Thought for the Week 1st November – All Souls Matter

Earlier this year, a member of the community in Billingsley made a record of all the headstones in the graveyard. This is now on our church webpage, http://www.stmarys-billingsley.org.uk/graveyard-project/. The inscriptions are usually simple; a name, the date of death and perhaps a short inscription. Sometimes we do have more to help bring the deceased alive. In the north-east corner of the graveyard, a memorial to 7-year old Eliza Mary Davies is topped by a statue of an angel; the grieving parents have added, “Girlie”, the pet name of their beloved daughter to the inscription. It is a grave I find very moving. But the memorials we have remember only a fraction of the departed who lie in the grave yard, which has been used for nearly 900 years. Over that time, Billingsley’s departed must run into the thousands; this small patch of ground is their last resting place.

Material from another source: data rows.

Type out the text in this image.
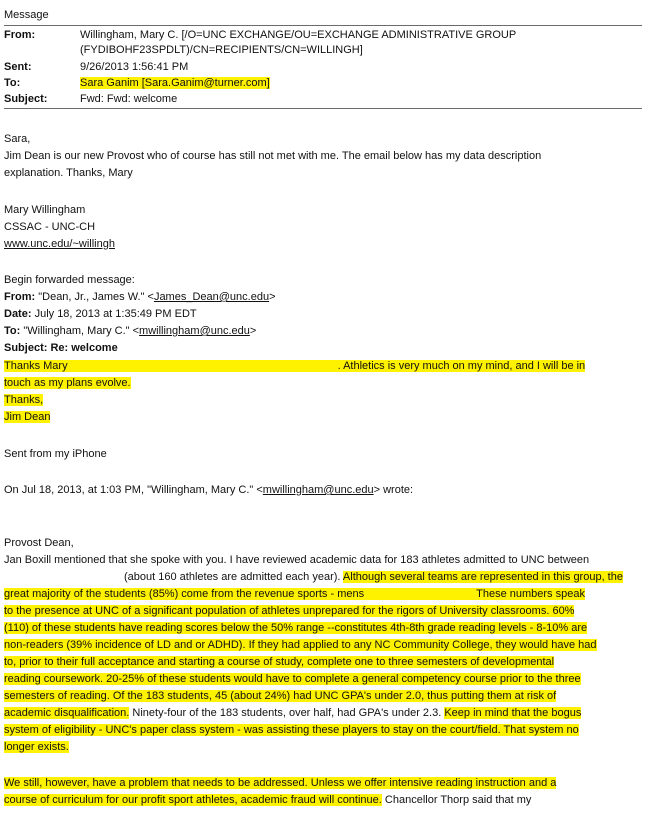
Message
From:	Willingham, Mary C. [/O=UNC EXCHANGE/OU=EXCHANGE ADMINISTRATIVE GROUP
(FYDIBOHF23SPDLT)/CN=RECIPIENTS/CN=WILLINGH]
Sent:	9/26/2013 1:56:41 PM
To:	Sara Ganim [Sara.Ganim@turner.com]
Subject:	Fwd: Fwd: welcome
Sara,
Jim Dean is our new Provost who of course has still not met with me. The email below has my data description
explanation. Thanks, Mary
Mary Willingham
CSSAC - UNC-CH
www.unc.edu/~willingh
Begin forwarded message:
From: "Dean, Jr., James W." <James_Dean@unc.edu>
Date: July 18, 2013 at 1:35:49 PM EDT
To: "Willingham, Mary C." <mwillingham@unc.edu>
Subject: Re: welcome
Thanks Mary	. Athletics is very much on my mind, and I will be in
touch as my plans evolve.
Thanks,
Jim Dean
Sent from my iPhone
On Jul 18, 2013, at 1:03 PM, "Willingham, Mary C." <mwillingham@unc.edu> wrote:
Provost Dean,
Jan Boxill mentioned that she spoke with you. I have reviewed academic data for 183 athletes admitted to UNC between
(about 160 athletes are admitted each year). Although several teams are represented in this group, the
great majority of the students (85%) come from the revenue sports - mens	These numbers speak
to the presence at UNC of a significant population of athletes unprepared for the rigors of University classrooms. 60%
(110) of these students have reading scores below the 50% range --constitutes 4th-8th grade reading levels - 8-10% are
non-readers (39% incidence of LD and or ADHD). If they had applied to any NC Community College, they would have had
to, prior to their full acceptance and starting a course of study, complete one to three semesters of developmental
reading coursework. 20-25% of these students would have to complete a general competency course prior to the three
semesters of reading. Of the 183 students, 45 (about 24%) had UNC GPA's under 2.0, thus putting them at risk of
academic disqualification. Ninety-four of the 183 students, over half, had GPA's under 2.3. Keep in mind that the bogus
system of eligibility - UNC's paper class system - was assisting these players to stay on the court/field. That system no
longer exists.
We still, however, have a problem that needs to be addressed. Unless we offer intensive reading instruction and a
course of curriculum for our profit sport athletes, academic fraud will continue. Chancellor Thorp said that my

The start of November is when the church remembers the departed. We start with All Saints, those who have been judged to have led lives of particular merit. The following day is All Souls, we move from the spiritual superheroes to the rest of us. It is probably as well not to make too much of the difference; the New Testament often refers to all believers as saints. But how can we possibly remember all those who lie buried in our local churchyards, the vast majority of which we can never name? Well, in all honesty, we are probably most likely to think of our own loved ones, or perhaps at a stretch, people like Eliza, whose lives have been reconstructed by historians. But the Christian church has the perspective of eternity, of a God who is everlasting and whose love is everlasting. At All Souls, alongside our own memories we can give thanks for a God for whom every person who has ever lived, every soul, matters.